US investor, buy-and-hold: IBIT (lowest cost, highest liquidity)
US investor, frequent trader: FBTC (tight spreads, Fidelity ecosystem)
US investor, wants income: BCCC (covered calls)
US investor, wants protection: BFAP (15% floor)
Non-US investor: CoinShares Physical Bitcoin (redemption option)
Institution: Mix of IBIT + physical ETPs
Core (60%): IBIT in IRA — $0 fees in Fidelity, 0.25% expense
Trading (20%): FBTC in taxable — easy to sell
Income (15%): BCCC — generates 12% yield
Hedge (5%): BFAP — downside protection
All held at Fidelity, no exchange accounts. I monitor via Coinigy, rebalance quarterly.
For crypto-native exposure, I keep small stack on Ledger Nano and OneKey, trade perps on OKX and MEXC.

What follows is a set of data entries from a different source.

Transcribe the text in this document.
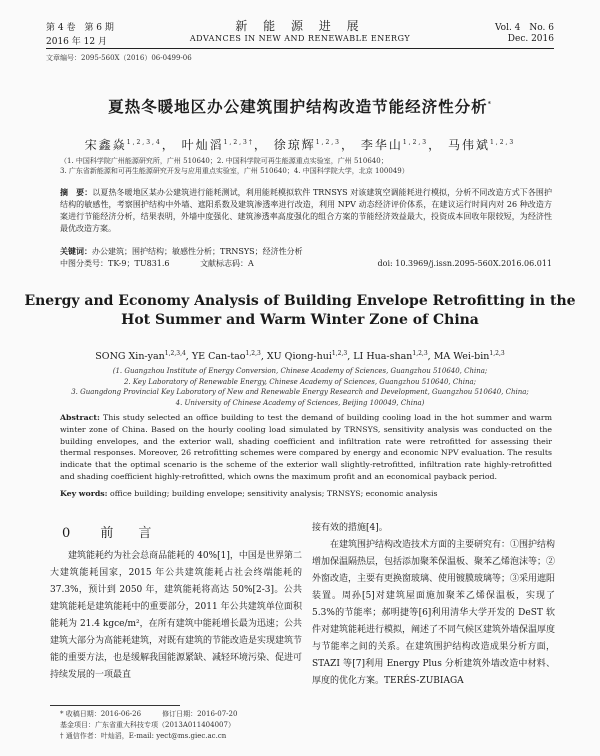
第 4 卷　第 6 期
2016 年 12 月
新 能 源 进 展
ADVANCES IN NEW AND RENEWABLE ENERGY
Vol. 4　No. 6
Dec. 2016
文章编号：2095-560X（2016）06-0499-06
夏热冬暖地区办公建筑围护结构改造节能经济性分析*
宋鑫焱$^{1,2,3,4}$， 叶灿滔$^{1,2,3\dagger}$， 徐琼辉$^{1,2,3}$， 李华山$^{1,2,3}$， 马伟斌$^{1,2,3}$
（1. 中国科学院广州能源研究所，广州 510640；2. 中国科学院可再生能源重点实验室，广州 510640；
3. 广东省新能源和可再生能源研究开发与应用重点实验室，广州 510640；4. 中国科学院大学，北京 100049）
摘　要：以夏热冬暖地区某办公建筑进行能耗测试，利用能耗模拟软件 TRNSYS 对该建筑空调能耗进行模拟，分析不同改造方式下各围护结构的敏感性，考察围护结构中外墙、遮阳系数及建筑渗透率进行改造，利用 NPV 动态经济评价体系，在建议运行时间内对 26 种改造方案进行节能经济分析，结果表明，外墙中度强化、建筑渗透率高度强化的组合方案的节能经济效益最大，投资成本回收年限较短，为经济性最优改造方案。
关键词：办公建筑；围护结构；敏感性分析；TRNSYS；经济性分析
中图分类号：TK-9；TU831.6	文献标志码：A	doi: 10.3969/j.issn.2095-560X.2016.06.011
Energy and Economy Analysis of Building Envelope Retrofitting in the
Hot Summer and Warm Winter Zone of China
SONG Xin-yan$^{1,2,3,4}$, YE Can-tao$^{1,2,3}$, XU Qiong-hui$^{1,2,3}$, LI Hua-shan$^{1,2,3}$, MA Wei-bin$^{1,2,3}$
(1. Guangzhou Institute of Energy Conversion, Chinese Academy of Sciences, Guangzhou 510640, China;
2. Key Laboratory of Renewable Energy, Chinese Academy of Sciences, Guangzhou 510640, China;
3. Guangdong Provincial Key Laboratory of New and Renewable Energy Research and Development, Guangzhou 510640, China;
4. University of Chinese Academy of Sciences, Beijing 100049, China)
Abstract: This study selected an office building to test the demand of building cooling load in the hot summer and warm winter zone of China. Based on the hourly cooling load simulated by TRNSYS, sensitivity analysis was conducted on the building envelopes, and the exterior wall, shading coefficient and infiltration rate were retrofitted for assessing their thermal responses. Moreover, 26 retrofitting schemes were compared by energy and economic NPV evaluation. The results indicate that the optimal scenario is the scheme of the exterior wall slightly-retrofitted, infiltration rate highly-retrofitted and shading coefficient highly-retrofitted, which owns the maximum profit and an economical payback period.
Key words: office building; building envelope; sensitivity analysis; TRNSYS; economic analysis
0 前　言
建筑能耗约为社会总商品能耗的 40%[1]，中国是世界第二大建筑能耗国家，2015 年公共建筑能耗占社会终端能耗的 37.3%，预计到 2050 年，建筑能耗将高达 50%[2-3]。公共建筑能耗是建筑能耗中的重要部分，2011 年公共建筑单位面积能耗为 21.4 kgce/m²，在所有建筑中能耗增长最为迅速；公共建筑大部分为高能耗建筑，对既有建筑的节能改造是实现建筑节能的重要方法，也是缓解我国能源紧缺、减轻环境污染、促进可持续发展的一项最直
接有效的措施[4]。
在建筑围护结构改造技术方面的主要研究有：①围护结构增加保温隔热层，包括添加聚苯保温板、聚苯乙烯泡沫等；②外窗改造，主要有更换窗玻璃、使用镀膜玻璃等；③采用遮阳装置。周孙[5]对建筑屋面施加聚苯乙烯保温板，实现了 5.3%的节能率；郝明捷等[6]利用清华大学开发的 DeST 软件对建筑能耗进行模拟，阐述了不同气候区建筑外墙保温厚度与节能率之间的关系。在建筑围护结构改造成果分析方面，STAZI 等[7]利用 Energy Plus 分析建筑外墙改造中材料、厚度的优化方案。TERÉS-ZUBIAGA
* 收稿日期：2016-06-26　　　修订日期：2016-07-20
基金项目：广东省重大科技专项（2013A011404007）
† 通信作者：叶灿滔，E-mail: yect@ms.giec.ac.cn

SEC warns investors about high risk of ETPs exposing them to Bitcoin and Ether, emphasizing speculative nature and volatility. Investors should carefully assess risks and understand ETPs hold crypto assets rather than direct ownership.
Key risks:
No SIPC protection for underlying Bitcoin (only brokerage account)
Can't withdraw Bitcoin
0.15-0.25% fee drags over time
Tracking error (ETFs trade at premium/discount to NAV)
Mitigation: hold <10% of portfolio, use tax-advantaged accounts, buy dips.
Get institutional-grade Bitcoin exposure without touching an exchange via:
US Spot ETFs: IBIT ($44.9B AUM, 0.25% fee) or FBTC ($13.4B, 0.25%) — best for US investors, cash settlement, brokerage account
EU Physical ETPs: CoinShares, 21Shares — bankruptcy-remote SPVs, physical redemption, trading since 2019
Structured Products: BCCC (covered calls for income), BFAP (buffered for protection), leveraged ETPs for traders
All trade like stocks, no seed phrases, institutional custody (Coinbase for IBIT, Fidelity Digital Assets for FBTC).
The SEC is rethinking ETF policies, opening to novel crypto products. Morgan Stanley and Goldman are accumulating. Despite $4.5B outflows in June 2026, long-term trend is institutional adoption.
Buy IBIT or FBTC in your brokerage, hold in IRA, sleep well. That's institutional-grade Bitcoin without ever touching an exchange.